MILK/YOGURT: Did your parents make you drink milk before bed? Turns out they were right. Dairy products are high in calcium, the body’s most abundant mineral, which helps regulate melatonin.  Some studies have indicated that some people who lack calcium have problems falling and staying asleep. Milk also contains tryptophan. That’s why it has a sedative effect and people tend to fall asleep faster. Researchers have found that calcium levels in the body are higher during the deepest phases of sleep.

GRAPEFRUIT AND WATERMELON: Lycopene, a powerful antioxidant, is associated with good sleep. It is found in grapefruit, watermelons, tomatoes and papaya. A 2013 study found very short sleepers had consumed less lycopene than 7–8-hour sleepers.

FORTIFIED CEREAL: Fortified cereal is cereal cooked with added vitamins and minerals. The cereal has a lot of vitamin B6, needed for the production of melatonin. The carbs in these kinds of cereals are the healthy ones –complex, unprocessed and containing fiber. Studies show the complex carbs help people fall asleep easier because they break down slowly, preventing blood sugar spikes and keeping serotonin levels consistent for a longer period of time.

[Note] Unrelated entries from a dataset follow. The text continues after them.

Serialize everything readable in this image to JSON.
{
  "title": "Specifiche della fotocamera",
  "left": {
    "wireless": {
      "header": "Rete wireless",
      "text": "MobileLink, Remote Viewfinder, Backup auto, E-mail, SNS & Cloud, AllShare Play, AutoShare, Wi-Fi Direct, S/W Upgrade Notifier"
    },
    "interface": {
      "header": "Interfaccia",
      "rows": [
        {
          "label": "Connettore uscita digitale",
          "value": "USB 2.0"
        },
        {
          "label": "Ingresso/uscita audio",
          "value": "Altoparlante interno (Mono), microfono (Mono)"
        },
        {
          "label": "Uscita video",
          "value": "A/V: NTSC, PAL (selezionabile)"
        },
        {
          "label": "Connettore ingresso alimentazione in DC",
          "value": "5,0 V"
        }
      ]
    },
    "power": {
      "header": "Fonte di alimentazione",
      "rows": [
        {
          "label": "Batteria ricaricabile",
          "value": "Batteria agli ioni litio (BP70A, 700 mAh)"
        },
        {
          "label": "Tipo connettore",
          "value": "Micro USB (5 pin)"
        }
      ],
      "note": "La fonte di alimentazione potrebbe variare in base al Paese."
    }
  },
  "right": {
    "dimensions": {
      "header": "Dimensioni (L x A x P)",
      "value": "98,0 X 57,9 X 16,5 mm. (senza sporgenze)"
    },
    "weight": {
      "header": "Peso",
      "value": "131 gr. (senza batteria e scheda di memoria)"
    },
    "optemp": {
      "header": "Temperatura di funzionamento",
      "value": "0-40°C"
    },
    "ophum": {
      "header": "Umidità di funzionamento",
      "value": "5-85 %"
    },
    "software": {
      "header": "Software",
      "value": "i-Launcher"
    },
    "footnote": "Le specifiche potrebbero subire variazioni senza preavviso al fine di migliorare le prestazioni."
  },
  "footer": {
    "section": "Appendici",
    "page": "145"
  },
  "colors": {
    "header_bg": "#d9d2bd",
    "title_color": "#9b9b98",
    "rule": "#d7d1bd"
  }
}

SWEET POTATO: Sweet potatoes are another great source of complex carbohydrates that promote better sleep. Plus, they also have plenty of potassium, a muscle-relaxant.  A study shows a genetic link between potassium and slow-wave sleep. A gene responsible for regulating the flow of potassium is also the gene that is required for slow-wave sleep, the deepest phase of our sleep cycle.

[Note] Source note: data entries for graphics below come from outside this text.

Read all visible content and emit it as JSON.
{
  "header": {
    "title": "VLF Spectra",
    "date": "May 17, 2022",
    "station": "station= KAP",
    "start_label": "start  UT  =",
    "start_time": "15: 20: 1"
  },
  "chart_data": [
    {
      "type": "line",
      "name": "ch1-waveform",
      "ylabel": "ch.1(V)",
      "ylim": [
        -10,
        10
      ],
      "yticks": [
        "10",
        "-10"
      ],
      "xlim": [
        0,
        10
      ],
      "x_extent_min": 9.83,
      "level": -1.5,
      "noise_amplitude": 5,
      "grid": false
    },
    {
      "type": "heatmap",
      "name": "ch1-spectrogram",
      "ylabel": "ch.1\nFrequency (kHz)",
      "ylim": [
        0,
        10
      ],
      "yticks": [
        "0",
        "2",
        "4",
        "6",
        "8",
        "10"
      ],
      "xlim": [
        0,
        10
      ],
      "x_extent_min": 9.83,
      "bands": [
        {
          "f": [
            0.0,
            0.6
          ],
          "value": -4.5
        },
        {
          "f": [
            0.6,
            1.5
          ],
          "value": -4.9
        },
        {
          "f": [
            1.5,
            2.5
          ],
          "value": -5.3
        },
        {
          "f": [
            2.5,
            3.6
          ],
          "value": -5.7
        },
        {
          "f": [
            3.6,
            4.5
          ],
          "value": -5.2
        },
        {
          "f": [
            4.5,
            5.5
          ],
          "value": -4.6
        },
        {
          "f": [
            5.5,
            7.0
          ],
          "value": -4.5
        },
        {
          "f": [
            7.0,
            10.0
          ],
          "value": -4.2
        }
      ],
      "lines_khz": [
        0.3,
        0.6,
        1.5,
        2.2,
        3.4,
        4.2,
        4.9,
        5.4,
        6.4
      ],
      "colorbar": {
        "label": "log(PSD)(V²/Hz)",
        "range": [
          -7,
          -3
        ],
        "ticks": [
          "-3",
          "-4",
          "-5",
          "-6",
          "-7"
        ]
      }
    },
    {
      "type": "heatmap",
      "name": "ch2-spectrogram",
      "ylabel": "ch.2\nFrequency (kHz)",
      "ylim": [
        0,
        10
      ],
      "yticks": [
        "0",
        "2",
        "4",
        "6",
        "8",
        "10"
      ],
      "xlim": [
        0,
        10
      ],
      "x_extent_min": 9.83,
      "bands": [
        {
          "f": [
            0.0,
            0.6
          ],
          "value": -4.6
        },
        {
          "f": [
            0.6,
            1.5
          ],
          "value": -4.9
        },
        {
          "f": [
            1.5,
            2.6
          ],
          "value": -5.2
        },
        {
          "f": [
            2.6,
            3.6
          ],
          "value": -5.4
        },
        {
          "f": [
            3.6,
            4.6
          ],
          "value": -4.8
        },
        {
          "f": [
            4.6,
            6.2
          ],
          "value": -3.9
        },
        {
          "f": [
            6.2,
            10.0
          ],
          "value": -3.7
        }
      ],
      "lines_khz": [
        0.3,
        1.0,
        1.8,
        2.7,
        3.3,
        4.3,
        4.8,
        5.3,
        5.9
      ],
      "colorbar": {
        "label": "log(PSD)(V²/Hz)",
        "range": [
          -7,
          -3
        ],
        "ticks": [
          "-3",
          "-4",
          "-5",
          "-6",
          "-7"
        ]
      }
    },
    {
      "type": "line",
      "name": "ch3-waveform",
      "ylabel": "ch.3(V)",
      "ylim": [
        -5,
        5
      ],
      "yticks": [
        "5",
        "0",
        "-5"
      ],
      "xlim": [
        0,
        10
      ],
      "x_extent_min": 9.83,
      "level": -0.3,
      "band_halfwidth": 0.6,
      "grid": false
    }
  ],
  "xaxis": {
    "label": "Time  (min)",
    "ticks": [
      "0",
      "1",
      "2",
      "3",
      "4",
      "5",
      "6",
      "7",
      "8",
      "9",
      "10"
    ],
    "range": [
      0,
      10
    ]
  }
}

TURKEY: Turkey is loaded with tryptophan, the amino acid that brings on sleepiness. Tryptophan is also needed for the body to produce serotonin, which is then used to make melatonin. But turkey alone won’t make a big difference as you would basically have to overeat. Consuming it with healthy carbs will have a more positive effect.

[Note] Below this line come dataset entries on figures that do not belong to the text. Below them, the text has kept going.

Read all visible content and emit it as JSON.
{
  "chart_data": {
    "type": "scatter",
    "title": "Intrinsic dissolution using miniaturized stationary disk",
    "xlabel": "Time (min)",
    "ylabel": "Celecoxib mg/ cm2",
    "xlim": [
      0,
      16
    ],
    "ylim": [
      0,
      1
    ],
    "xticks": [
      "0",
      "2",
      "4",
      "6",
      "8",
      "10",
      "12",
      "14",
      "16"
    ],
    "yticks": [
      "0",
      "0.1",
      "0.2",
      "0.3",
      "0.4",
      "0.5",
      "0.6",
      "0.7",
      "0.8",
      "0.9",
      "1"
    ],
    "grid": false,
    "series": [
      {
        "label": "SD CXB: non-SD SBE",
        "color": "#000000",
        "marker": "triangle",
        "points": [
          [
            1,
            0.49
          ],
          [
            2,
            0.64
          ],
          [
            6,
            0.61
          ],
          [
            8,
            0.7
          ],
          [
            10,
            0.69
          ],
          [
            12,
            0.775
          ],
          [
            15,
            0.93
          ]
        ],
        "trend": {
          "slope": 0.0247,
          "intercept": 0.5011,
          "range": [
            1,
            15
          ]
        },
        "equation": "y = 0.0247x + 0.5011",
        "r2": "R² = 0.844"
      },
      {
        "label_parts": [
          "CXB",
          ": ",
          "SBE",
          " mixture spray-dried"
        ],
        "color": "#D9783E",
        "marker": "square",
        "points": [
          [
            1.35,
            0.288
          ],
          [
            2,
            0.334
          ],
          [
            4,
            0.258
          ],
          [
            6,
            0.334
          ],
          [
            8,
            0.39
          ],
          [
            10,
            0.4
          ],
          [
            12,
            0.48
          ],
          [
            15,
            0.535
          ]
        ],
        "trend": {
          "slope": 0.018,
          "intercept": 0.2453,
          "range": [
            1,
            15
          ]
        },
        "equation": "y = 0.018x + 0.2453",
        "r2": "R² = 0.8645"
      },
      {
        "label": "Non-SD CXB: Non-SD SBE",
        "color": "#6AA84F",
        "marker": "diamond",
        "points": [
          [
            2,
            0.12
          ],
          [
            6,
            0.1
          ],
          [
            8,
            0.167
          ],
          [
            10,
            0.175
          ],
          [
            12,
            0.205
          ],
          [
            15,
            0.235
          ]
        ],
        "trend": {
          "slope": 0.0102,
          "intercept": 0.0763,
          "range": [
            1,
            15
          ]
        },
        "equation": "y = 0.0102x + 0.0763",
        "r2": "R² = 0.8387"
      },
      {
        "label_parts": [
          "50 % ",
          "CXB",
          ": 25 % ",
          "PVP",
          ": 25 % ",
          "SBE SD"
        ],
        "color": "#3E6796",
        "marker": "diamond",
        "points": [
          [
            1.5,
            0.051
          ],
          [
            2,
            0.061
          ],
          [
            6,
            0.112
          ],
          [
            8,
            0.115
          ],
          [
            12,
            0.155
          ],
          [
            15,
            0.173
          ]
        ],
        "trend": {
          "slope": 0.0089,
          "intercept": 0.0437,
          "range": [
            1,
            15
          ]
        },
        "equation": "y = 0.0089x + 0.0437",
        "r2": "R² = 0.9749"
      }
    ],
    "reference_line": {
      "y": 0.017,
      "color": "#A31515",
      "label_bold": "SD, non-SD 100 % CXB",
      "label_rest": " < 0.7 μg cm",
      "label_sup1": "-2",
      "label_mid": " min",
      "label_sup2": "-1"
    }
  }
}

HERBAL TEA: Herbal teas, as long as they are decaf, relax you and can make you sleepy. Green tea, for example, contains theanine, an amino acid that encourages sleep. Many people prefer valerian or chamomile tea at night. Valerian is a common ingredient in products promoted as mild sedatives and sleep aids for nervous tension and insomnia.

STRAWBERRIES, PINEAPPLE, LEAFY GREENS: Green leafy veggies are a good source of calcium, which encourages better sleepbecause they help the brain produce tryptophan to make melatonin. Strawberries have lots of vitamin B6. Research has shown pineapples boost the production of melatonin like few other foods. People who ate the fruit had 266 percent higher levels of melatonin than others.

LENTILS: Lentils are loaded with magnesium, a muscle relaxant that improves sleep quality according to a study. These legumes also contain plenty of potassium — another mineral that relaxes muscles — and lentils that are packed with fiber to help the digestive system relax.

WALNUTS,ALMONDS: Loaded with tryptophan, walnuts are also proven to be a natural source of serotonin and melatonin. Almonds are rich in the muscle relaxant magnesium, which is important for keeping regular sleep patterns. Just a handful an hour before bed will do the trick. Studies have shown that when the body is too low on magnesium, it will take longer to fall asleep.

LETTUCE: In the world of herbal medicine, lettuce is considered a mild sedative because of the lactucarium it contains. The milky fluid is like opium to the brain.  Wild lettuce supplements are used to treat insomnia problems, among other conditions, according to WebMD.

HONEY: Honey has natural sugar. It increases insulin levels but only slightly, which results in tryptophan freely passing through to the brain. Put some honey in your herbal tea before going to bed for a maximum effect and peaceful sleep.